Review: The Osmonds - A New Musical. Where did all those years go?

The Osmonds: A New Musical is cross between an Osmonds tribute gig and a slice of fascinating autobiography. Picture by Pamela Raith.
The Osmonds: A New Musical is cross between an Osmonds tribute gig and a slice of fascinating autobiography. Picture by Pamela Raith. The Osmonds: A New Musical is cross between an Osmonds tribute gig and a slice of fascinating autobiography. Picture by Pamela Raith.

REVIEW

The Osmonds: A New Musical

Grand Opera House

Until Saturday April 16

WHAT makes a good musical? Good music, and The Osmonds: A New Musical, which opened this week at the Grand Opera House, has some of the best.

Numbers like It Takes Two and Long Haired Lover (from Liverpool) transformed the theatre's stalls and circle into a teen pop concert with now mainly matronly fans grooving along.

Jay Osmond's rather good show is in fact a cross between an Osmonds tribute gig, energetically performed by the cast and well directed by Shaun Kerrison, and a slice of fascinating autobiography.
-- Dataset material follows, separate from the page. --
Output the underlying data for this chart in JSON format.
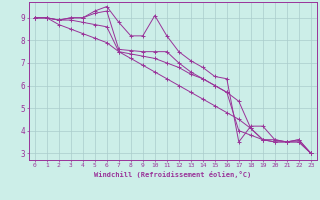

When I interviewed Jay, he said he wanted to get everything accurate. It certainly rings true from when the pint-sized Osmonds started their career fundraising for two older brothers battling deafness.

Their parents, comforting Olive (Nicola Bryan) and stern-to-very-strict ex-Army Sergeant George (Charlie Allen) launched them towards mega stardom after a missed audition in Tinseltown.

As luck - and maybe faith, for this is after all a Mormon family - had it they eventually sang for Mr Walt Disney. Touchingly, Jay our narrator (played very well by engaging Alex Lodge) reveals, the great man drew Mickey Mouse for him, "but I lost the drawing by the end of the day".

The young guys playing the young Osmonds were talented and seriously cute in the Andy Williams Show era. It was tough, though, with long hours, and the demands of the red 'on air' light.

You might have thought the family who inherited musicality and impressive teeth were too squeaky clean for a commercial show. Not so.

There were musical and personal disagreements, with divisions during the Donny and Marie years. Georgia Lennon was good here.

Plus in 1980, after 100 million record sales and more gold and platinum records than the great Elvis (who was a fan), they reached meltdown.

The two elder brothers Alan and Merrill started what turned into a vanity project, the vast Osmond Studios in Utah. They lost all the family's money. A two-year world tour got it all back but the brothers and sister didn't perform together for a long time.

The rest of the second act was a greatest hits extravaganza. Donny became even cuter with a wig and did a slightly self-parodying Puppy Love. We got one of my favourite Osmond outings, Love Me For A Reason; we heard those fabulous hankering intervals rising under the main tune, and yes, your reviewer sang along. A woman in front turned and said, "Where did all those years go?"